$$ \dot{y}(x)+y(x)=u(x) $$ $$ y_c(x) = ce^{-x} + \int_{0}^{x} u(t) e^{(t-x)} dt $$
Show that if u is periodic with a period of T, then there exists exactly one solution to the differential equation with the period T. Where here $y_c(0) = c$ holds. The use of the second equation is hinted.
I am stuck trying to demonstrate the proposed property. Could someone provide a hint on how to proceed? Your help will be greatly appreciated.

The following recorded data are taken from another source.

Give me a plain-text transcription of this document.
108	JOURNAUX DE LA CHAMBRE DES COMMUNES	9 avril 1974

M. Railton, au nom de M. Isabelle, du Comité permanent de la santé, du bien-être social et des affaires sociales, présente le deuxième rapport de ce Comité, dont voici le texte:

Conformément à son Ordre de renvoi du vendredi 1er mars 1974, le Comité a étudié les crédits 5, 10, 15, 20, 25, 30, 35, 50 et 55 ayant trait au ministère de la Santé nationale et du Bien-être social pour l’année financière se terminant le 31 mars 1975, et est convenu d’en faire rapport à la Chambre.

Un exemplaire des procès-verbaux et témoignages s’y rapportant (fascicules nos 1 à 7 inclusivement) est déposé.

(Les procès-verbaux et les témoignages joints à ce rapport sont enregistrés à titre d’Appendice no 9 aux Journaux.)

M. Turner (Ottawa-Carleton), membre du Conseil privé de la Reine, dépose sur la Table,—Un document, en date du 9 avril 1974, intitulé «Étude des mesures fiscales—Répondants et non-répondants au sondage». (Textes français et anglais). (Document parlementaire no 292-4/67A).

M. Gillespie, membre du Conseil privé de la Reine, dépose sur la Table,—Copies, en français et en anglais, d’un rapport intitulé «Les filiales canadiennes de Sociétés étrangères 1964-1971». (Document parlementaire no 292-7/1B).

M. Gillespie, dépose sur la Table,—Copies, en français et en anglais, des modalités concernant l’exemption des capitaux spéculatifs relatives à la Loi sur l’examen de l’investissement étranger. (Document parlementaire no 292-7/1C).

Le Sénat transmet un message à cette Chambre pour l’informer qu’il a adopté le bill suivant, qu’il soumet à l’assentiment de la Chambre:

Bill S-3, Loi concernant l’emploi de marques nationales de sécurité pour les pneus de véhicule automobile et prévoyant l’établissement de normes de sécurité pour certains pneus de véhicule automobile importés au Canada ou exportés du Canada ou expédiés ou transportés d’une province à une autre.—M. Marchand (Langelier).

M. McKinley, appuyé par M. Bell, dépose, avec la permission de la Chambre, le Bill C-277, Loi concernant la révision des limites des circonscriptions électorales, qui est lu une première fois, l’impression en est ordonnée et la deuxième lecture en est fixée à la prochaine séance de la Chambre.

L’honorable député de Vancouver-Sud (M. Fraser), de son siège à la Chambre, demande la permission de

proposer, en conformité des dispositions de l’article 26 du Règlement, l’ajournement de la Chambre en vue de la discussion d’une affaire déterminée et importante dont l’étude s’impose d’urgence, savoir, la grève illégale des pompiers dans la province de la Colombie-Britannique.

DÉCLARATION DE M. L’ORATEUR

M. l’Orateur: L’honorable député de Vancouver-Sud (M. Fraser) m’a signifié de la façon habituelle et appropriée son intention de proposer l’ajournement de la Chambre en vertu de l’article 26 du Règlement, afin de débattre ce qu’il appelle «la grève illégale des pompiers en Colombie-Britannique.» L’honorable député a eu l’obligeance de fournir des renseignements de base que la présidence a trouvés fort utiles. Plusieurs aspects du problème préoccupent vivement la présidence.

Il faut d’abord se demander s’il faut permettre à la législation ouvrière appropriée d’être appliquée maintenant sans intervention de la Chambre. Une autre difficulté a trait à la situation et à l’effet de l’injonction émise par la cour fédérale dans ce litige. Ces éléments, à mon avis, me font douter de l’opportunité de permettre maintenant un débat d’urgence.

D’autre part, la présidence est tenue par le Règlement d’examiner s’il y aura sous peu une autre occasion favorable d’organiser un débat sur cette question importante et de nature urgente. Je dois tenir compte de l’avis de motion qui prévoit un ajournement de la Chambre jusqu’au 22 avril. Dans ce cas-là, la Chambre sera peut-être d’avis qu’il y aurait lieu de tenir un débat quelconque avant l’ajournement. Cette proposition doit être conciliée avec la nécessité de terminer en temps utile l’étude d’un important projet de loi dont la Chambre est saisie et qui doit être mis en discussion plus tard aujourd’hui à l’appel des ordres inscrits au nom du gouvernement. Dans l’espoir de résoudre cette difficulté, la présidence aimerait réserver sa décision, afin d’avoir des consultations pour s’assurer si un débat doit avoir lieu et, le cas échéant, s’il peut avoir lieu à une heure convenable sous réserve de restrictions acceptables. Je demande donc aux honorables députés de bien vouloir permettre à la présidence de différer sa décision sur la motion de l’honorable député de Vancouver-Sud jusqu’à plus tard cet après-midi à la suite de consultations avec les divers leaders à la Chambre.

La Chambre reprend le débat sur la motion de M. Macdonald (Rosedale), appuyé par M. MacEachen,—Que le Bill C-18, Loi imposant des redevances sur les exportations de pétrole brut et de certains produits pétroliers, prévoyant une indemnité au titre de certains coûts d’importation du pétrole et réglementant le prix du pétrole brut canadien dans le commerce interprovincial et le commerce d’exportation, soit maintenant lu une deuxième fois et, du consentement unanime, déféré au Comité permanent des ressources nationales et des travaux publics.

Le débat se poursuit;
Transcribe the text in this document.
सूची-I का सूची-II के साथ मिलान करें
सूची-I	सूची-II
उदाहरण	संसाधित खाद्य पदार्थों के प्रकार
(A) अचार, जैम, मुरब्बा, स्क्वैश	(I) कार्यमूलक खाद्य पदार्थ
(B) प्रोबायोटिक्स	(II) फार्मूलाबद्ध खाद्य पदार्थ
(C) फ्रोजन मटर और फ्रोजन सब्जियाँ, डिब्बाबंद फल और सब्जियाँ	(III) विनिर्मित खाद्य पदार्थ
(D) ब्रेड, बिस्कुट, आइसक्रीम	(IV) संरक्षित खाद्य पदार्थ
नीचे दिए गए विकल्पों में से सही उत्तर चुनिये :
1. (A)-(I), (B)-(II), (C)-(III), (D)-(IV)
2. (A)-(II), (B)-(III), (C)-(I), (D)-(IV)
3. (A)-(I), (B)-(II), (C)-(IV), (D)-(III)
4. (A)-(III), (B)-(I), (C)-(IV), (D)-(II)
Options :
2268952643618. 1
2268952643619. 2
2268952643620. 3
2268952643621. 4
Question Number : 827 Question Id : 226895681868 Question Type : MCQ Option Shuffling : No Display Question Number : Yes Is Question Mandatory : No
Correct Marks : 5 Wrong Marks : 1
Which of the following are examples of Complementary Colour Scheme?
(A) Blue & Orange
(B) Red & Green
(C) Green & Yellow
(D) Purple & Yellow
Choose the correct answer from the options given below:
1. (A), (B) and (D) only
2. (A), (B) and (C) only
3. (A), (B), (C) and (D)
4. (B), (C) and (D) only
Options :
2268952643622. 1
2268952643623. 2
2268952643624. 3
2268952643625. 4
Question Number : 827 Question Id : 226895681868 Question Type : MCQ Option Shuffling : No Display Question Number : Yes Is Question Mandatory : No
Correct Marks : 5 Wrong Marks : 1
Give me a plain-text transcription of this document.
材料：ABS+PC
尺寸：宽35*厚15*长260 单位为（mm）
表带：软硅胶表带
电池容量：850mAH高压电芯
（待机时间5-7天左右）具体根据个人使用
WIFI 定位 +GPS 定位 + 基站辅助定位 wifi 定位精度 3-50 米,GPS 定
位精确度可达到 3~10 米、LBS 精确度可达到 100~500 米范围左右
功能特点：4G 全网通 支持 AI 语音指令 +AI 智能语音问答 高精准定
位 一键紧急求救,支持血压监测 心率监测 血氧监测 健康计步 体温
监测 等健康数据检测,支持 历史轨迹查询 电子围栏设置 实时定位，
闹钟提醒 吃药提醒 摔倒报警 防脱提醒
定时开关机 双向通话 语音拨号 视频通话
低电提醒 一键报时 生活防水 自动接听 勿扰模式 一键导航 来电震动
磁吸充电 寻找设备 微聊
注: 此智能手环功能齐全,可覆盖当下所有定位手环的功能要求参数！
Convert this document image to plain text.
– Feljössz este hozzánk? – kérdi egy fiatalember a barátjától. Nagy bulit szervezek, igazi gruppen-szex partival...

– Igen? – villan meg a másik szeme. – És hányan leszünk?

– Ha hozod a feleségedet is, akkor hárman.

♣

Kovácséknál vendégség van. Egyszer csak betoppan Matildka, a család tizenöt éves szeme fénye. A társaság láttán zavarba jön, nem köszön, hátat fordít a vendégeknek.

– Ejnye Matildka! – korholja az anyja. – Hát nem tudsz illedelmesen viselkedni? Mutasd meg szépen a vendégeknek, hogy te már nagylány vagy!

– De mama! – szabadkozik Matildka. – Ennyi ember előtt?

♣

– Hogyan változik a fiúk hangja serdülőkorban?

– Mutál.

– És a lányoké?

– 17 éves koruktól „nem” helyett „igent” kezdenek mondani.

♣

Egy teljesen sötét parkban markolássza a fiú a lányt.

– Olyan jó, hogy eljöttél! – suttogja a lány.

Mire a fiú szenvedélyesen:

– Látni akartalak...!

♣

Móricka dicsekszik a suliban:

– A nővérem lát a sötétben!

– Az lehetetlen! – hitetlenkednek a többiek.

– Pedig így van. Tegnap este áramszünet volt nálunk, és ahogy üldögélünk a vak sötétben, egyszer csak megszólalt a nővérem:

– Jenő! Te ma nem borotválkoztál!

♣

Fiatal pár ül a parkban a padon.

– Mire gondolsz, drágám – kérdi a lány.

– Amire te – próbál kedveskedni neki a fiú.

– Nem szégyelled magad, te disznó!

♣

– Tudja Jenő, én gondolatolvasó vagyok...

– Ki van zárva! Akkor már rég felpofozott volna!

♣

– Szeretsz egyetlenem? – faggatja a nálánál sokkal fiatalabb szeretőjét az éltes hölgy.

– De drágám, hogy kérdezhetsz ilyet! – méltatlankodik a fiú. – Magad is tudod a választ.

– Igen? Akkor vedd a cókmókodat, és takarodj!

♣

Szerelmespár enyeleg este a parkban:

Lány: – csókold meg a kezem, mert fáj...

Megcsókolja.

If $u$ is sufficiently well-behaved, the solution to the initial value problem $\dot{y}+y=u(x)$ and $y(0)=c$ is unique$^{(*)}$ and given by $$ y_c(x) = ce^{-x} + \int_{0}^{x} u(t) e^{t-x}\, dt. \tag{1} $$
If there exists $c$ such that $y_c$ is $T$-periodic, then $y_c(T)=y_c(0)$. According to $(1)$, this implies $$ ce^{-T}+\int_0^Tu(t)e^{t-T}\,dt=c \implies c=\frac{1}{1-e^{-T}}\int_0^Tu(t)e^{t-T}\,dt, \tag{2} $$ i.e., there can be at most one value of $c$ such that $y_c$ is $T$-periodic.
Eq. $(2)$ is a necessary condition for $y_c$ to be $T$-periodic. I will now show that, if $u$ is $T$-periodic, then it also is a sufficient condition. Indeed, according to $(1)$, \begin{align} y_c(x+T)-y_c(x)&=ce^{-x-T} + \int_{0}^{x+T} u(t) e^{t-(x+T)}\, dt -ce^{-x} - \int_{0}^{x} u(t) e^{t-x}\, dt \\ &=e^{-x}\left(ce^{-T}-c+\int_{0}^{x+T} u(t) e^{t-T}\, dt - \int_{0}^{x} u(t) e^{t}\, dt\right). \tag{3} \end{align} Since $u(t)=u(t+T)$, the last integral in $(3)$ can be rewritten as $$ \int_{0}^{x} u(t) e^{t}\, dt = \int_{0}^{x} u(\underbrace{t+T}_{=\,\tau}) e^{t}\, dt =\int_T^{x+T}u(\tau)e^{\tau-T}\,d\tau, \tag{4} $$ hence $$ \int_{0}^{x+T} u(t) e^{t-T}\, dt - \int_{0}^{x} u(t) e^{t}\, dt =\int_0^T u(t)e^{t-T}\,dt. \tag{5} $$ It follows from $(2)$, $(3)$ and $(5)$ that $y_c(x+T)=y_c(x)$.
In summary, if $u$ is $T$-periodic (and sufficiently well-behaved), then there exists only one solution to the differential equation $\dot{y}+y=u(x)$ that is also $T$-periodic. It is the function $y_c$ defined by Eq. $(1)$, with $c$ given by Eq. $(2)$.
$^{(*)}$ See, for instance, https://en.wikipedia.org/wiki/Picard%E2%80%93Lindel%C3%B6f_theorem.